In a damning assessment, David Bloom, chief currencies analyst at HSBC said: “Sterling used to be a relatively simple currency that used to trade on cyclical events and data, but now it has become a political and structural currency. This is a recipe for weakness given its twin deficits.
“The currency is now the de facto official opposition to the government’s policies,” The Financial Times reported Bloom as saying.
Analysts blaming a “rogue algorithm” that reacted to Brexit headlines for the shocking crash.
“The FX market is exhibiting an uncanny resemblance to the five stages of grief,” Bloom continued. “First, following the Brexit vote came the denial – theories circulated whether a second referendum would have to take place. Second was anger – claims the vote was unfair.

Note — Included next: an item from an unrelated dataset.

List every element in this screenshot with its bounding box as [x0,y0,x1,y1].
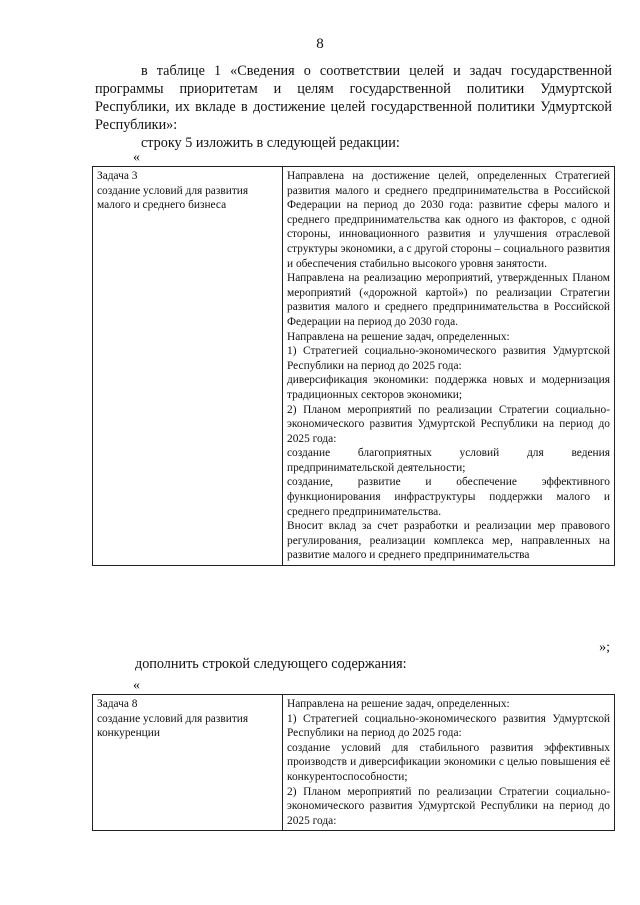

“Third was the bargaining – arguments maybe it wouldn’t be that bad, what if the UK followed the Norwegian or Switzerland model. Now the fourth a gloom is prevailing over sterling.”
The ‘flash crash’ was specifically linked to news of Brexit comments made by the French President Francois Hollande.
Adam Cole at RBC Capital Markets told poundsterlinglive that the drop was “Ostensibly triggered by harsh comments on UK exit terms from French PM Hollande”.
Kathleen Brooks at City Index said: “Apparently it was a rogue algorithm that triggered the sell off after it picked up comments made by the French President Francois Hollande, who said if Theresa May and co. want hard Brexit, they will get hard Brexit.
“These days some algos trade on the back of news sites, and even what is trending on social media sites such as Twitter, so a deluge of negative Brexit headlines could have led to an algo taking that as a major sell signal for GBP.
“Once the pound started moving lower then more technical algos could have followed suit, compounding the short, sharp, selling pressure.
“Thus, the pound has been the victim of the digital, headline-driven world that we live in today. For sterling, algorithms have become the modern-day version of a George Soros.”